London is packed with cultural attractions, which makes it one of the best destinations in the world for anyone with even a slight interest in history. The city is packed with museums, many of which boast some of the most expansive historical collections you will find anywhere on the planet.
While there are many different options for a budget friendly night out in London, if you want something more culturally enriching you should check out our definitive guide below to the best free museums in the English capital.
The British Museum is the perfect place to retrace the history of the world through its vast collection of artefacts gathered from across the globe.
These include the Parthenon sculptures and the Rosetta Stone – two of the most iconic attractions you can view in any museum worldwide. The British Museum contains around eight million objects, making for one of the most in-depth exploration projects you could possibly undertake.
Visitors can marvel in the overwhelming diversity of human cultures from across the ages, all of which is available without breaking into your wallet.
Natural History Museum
Billed as ‘a world-class visitor attraction and leading science research centre’ the Natural History Museum does exactly what it says on the tin. With more than 80 million objects spanning billions of years to explore, you will need to make repeated visits to take everything in.
The Museum’s new science and digitisation centre in Wokingham is an excellent offshoot, providing visitors with more insights into the history of the natural world. However, for many people the Natural History Museum is all about the exhibition of dinosaurs. After all, who doesn’t want to say ‘hello’ to a Tyrannosaurus?
If you prefer your look at history to be a little more scientific, the Science Museum’s vast array of interactive displays are truly unmissable.
The permanent collection features Amy Johnson’s Gipsy Moth plane, which she flew solo from London to Australia in 1930. She was the first woman to achieve the feat. A new exhibition showcasing the power of music has proved to be hugely popular with visitors to the museum since it was launched in October.
With other favourites such as Power Up, Exploring Space, Wonderlab and more, the Science Museum is a great day out for all the family.
National Maritime Museum
The National Maritime Museum in Greenwich showcases Britain’s rich naval history – from sea battles to exploratory expeditions overseas. Its most popular exhibit is the Cutty Sark – a famous 19th-century clipper ship that was the fastest of its time and which could hold around 10,000 tea chests.

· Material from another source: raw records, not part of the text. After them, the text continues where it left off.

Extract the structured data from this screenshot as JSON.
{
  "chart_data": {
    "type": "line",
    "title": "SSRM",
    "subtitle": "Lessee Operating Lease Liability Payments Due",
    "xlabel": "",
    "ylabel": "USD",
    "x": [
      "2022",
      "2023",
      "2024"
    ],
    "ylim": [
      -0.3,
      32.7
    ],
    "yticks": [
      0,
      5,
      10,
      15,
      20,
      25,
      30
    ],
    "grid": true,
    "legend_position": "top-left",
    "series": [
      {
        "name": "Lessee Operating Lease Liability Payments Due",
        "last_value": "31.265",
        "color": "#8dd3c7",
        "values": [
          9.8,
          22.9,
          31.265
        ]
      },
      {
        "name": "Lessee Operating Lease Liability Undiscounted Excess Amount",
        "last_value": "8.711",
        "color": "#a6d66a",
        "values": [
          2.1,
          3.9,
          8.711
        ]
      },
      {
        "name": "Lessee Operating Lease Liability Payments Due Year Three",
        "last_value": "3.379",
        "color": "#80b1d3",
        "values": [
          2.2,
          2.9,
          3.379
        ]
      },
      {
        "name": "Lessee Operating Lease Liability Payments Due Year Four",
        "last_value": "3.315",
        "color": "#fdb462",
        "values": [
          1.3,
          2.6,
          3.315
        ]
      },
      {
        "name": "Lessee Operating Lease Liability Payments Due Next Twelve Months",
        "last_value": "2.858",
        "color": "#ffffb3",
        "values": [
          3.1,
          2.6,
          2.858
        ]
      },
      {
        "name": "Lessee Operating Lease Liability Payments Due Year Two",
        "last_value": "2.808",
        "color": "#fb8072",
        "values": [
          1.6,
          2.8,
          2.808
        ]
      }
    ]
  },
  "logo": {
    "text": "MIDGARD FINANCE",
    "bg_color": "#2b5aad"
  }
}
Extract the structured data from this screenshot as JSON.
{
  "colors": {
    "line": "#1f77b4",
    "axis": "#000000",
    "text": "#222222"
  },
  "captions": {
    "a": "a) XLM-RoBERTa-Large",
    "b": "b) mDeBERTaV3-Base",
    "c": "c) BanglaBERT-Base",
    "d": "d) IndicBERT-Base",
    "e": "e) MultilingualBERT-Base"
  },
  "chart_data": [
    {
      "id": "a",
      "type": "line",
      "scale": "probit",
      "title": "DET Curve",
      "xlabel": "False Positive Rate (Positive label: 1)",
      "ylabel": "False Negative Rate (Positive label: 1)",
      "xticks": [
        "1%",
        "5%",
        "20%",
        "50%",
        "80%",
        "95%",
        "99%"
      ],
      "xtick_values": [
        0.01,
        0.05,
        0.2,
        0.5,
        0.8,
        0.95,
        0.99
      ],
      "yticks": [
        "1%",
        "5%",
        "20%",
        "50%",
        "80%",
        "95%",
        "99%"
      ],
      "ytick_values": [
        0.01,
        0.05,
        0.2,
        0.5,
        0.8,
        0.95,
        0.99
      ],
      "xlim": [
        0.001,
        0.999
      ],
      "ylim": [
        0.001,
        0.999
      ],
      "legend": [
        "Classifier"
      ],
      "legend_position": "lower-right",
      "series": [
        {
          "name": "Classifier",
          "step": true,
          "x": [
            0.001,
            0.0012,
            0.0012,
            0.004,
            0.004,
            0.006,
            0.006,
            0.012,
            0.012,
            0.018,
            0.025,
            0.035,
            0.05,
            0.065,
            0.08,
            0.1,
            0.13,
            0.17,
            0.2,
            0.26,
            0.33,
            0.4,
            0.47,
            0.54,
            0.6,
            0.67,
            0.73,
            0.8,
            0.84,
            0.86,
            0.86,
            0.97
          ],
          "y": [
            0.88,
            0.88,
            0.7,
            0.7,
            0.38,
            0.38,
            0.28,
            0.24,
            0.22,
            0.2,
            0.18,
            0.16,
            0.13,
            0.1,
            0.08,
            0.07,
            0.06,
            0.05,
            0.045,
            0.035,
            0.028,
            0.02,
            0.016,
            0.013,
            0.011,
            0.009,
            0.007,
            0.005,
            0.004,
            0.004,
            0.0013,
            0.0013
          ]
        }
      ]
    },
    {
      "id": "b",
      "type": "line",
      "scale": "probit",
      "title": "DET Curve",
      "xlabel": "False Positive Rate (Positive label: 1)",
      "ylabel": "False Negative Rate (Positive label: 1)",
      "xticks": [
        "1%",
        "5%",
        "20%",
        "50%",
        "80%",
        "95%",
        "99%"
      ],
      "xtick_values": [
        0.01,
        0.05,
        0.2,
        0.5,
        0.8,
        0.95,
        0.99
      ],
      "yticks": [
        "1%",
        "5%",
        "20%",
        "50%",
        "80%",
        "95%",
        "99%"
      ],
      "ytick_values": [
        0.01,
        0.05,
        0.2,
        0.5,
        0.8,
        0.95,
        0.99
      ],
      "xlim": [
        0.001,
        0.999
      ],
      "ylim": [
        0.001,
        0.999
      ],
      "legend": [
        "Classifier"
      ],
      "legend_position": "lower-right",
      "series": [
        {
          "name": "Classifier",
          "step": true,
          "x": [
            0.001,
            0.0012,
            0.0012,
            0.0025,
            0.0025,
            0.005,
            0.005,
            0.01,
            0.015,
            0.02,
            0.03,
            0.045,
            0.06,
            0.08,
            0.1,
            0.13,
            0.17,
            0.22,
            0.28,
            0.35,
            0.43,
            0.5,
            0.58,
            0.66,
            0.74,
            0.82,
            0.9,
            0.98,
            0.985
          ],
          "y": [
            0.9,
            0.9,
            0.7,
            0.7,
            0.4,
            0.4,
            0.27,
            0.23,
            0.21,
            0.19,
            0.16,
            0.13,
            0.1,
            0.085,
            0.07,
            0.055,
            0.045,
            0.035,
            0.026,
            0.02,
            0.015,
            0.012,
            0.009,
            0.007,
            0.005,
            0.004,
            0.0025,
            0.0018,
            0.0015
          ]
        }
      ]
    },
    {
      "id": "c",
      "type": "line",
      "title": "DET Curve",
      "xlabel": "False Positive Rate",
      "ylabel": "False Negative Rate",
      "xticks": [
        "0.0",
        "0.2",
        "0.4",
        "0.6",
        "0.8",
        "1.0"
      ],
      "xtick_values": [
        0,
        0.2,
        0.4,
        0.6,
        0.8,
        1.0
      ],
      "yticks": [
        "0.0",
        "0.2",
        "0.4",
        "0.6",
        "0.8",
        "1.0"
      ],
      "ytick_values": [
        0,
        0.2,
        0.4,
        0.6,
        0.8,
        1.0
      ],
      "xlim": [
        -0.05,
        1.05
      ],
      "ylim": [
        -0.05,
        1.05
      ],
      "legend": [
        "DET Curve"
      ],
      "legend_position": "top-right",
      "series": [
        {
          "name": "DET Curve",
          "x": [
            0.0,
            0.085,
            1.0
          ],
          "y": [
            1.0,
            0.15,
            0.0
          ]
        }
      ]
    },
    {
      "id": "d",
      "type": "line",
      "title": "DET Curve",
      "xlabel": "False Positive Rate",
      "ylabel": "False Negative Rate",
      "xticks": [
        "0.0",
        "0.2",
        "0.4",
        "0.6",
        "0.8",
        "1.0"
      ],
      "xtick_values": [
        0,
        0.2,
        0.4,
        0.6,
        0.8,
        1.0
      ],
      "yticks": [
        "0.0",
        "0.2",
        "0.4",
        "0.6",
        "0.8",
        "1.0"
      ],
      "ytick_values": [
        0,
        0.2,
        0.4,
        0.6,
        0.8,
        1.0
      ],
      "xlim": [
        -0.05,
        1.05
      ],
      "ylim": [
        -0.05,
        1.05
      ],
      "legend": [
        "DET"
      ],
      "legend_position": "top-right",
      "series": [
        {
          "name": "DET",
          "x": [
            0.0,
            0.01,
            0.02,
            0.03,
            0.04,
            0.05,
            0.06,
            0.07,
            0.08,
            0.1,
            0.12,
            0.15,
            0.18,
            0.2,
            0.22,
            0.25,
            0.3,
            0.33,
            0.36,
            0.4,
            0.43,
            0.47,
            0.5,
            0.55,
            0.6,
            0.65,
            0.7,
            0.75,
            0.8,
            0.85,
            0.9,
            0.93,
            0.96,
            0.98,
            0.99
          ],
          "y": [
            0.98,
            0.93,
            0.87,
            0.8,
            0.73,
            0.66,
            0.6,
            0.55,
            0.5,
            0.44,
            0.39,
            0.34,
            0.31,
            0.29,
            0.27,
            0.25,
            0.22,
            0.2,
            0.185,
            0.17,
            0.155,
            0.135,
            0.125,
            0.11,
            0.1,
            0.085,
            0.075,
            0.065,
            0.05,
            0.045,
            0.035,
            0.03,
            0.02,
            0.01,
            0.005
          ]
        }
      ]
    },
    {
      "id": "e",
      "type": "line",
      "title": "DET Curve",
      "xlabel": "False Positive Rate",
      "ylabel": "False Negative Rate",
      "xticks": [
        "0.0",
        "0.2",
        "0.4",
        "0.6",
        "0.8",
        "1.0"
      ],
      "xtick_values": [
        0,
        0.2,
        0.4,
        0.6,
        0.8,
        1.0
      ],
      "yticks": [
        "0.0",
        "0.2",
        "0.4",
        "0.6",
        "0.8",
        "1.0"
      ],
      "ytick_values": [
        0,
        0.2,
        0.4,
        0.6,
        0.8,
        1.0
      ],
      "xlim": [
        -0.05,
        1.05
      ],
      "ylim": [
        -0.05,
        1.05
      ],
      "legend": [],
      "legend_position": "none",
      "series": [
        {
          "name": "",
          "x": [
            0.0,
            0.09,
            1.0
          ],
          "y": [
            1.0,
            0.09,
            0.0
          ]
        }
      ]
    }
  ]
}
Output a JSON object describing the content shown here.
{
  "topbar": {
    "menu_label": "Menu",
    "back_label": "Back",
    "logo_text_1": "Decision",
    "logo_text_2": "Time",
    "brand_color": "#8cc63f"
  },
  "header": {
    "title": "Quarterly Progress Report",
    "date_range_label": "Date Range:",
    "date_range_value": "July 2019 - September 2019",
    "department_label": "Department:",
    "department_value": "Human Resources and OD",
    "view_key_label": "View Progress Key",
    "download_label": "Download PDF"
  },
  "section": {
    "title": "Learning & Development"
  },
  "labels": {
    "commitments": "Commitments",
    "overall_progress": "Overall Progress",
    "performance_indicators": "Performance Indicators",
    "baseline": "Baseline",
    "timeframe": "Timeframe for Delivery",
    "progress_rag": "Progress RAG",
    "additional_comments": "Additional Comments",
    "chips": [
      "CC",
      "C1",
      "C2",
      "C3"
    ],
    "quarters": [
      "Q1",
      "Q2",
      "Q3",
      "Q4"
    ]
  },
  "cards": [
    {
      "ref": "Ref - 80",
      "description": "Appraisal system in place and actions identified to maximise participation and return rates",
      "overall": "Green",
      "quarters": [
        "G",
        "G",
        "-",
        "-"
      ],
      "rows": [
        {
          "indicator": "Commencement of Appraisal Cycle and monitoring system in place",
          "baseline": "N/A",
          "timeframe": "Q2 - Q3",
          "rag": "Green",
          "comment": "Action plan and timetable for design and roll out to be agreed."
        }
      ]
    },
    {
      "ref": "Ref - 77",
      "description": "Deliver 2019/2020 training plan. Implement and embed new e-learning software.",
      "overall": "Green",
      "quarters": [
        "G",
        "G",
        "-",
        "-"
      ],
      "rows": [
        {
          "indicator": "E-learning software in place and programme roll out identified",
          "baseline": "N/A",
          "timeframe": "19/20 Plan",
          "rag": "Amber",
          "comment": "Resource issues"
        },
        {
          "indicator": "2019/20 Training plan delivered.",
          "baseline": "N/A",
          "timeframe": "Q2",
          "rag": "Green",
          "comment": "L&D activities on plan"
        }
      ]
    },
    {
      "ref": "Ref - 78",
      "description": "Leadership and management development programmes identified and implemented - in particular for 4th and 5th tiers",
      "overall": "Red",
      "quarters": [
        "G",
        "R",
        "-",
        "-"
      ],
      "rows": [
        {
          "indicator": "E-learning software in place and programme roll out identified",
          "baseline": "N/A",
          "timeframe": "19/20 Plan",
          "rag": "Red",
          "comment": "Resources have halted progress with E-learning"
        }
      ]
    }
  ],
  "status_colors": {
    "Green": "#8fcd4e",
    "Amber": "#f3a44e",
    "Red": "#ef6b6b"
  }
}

When steam ships arrived on the scene, the Cutty Sark was repurposed to transport other goods such as wool from Melbourne to New York or coal from Shanghai to Sydney.
The visitor route around the Cutty Sark incorporates several interactive exhibits and games that make learning fun for any youngsters in your party.
Have you ever wondered what it means to be human? If so, the Wellcome Collection in Euston Road is the perfect to place to educate yourself.
Visitors can view collections and interact with a wide range of digital content to broaden their knowledge about the connections between science, medicine, art, and life. Wellcome’s latest exhibition explores the concept of beauty across cultures, providing visitors with a unique insight into how this has evolved through history.
With over 200 items, including historical objects, artworks, films and new commissions, the exhibition will leave you reflecting on whether your pre-conceived ideas about beauty are accurate.
National Army Museum
The National Army Museum is the leading authority on the British Army and the work it has done to ensure the country’s citizens can enjoy their freedom.
While the concept of war and conflict may not appeal to everyone, it is often viewed as unavoidable whenever tyrannical regimes impact the world. The museum examines the role the Army has played from British Civil Wars to modern days conflicts, offering exclusive insights into the reasons why those events took place.
By showcasing the stories of the people who sacrificed themselves to protect others, the museum challenges how people think about the Army and their relationship with it.
Museum of London
The Museum of London’s unique collections include over a million objects from thousands of years of the English capital city’s history. One of its most popular sections is its sports exhibit, which incorporates some of the most iconic memorabilia from events which have been staged in London.
These include hugely collectible items from the 1966 World Cup which was famously won by England when they defeated West Germany in the final at Wembley Stadium. The museum also shines a light on the history of lower-ranked sports such as ice hockey and swimming, while its coverage of underprivileged athletes is awe-inspiring.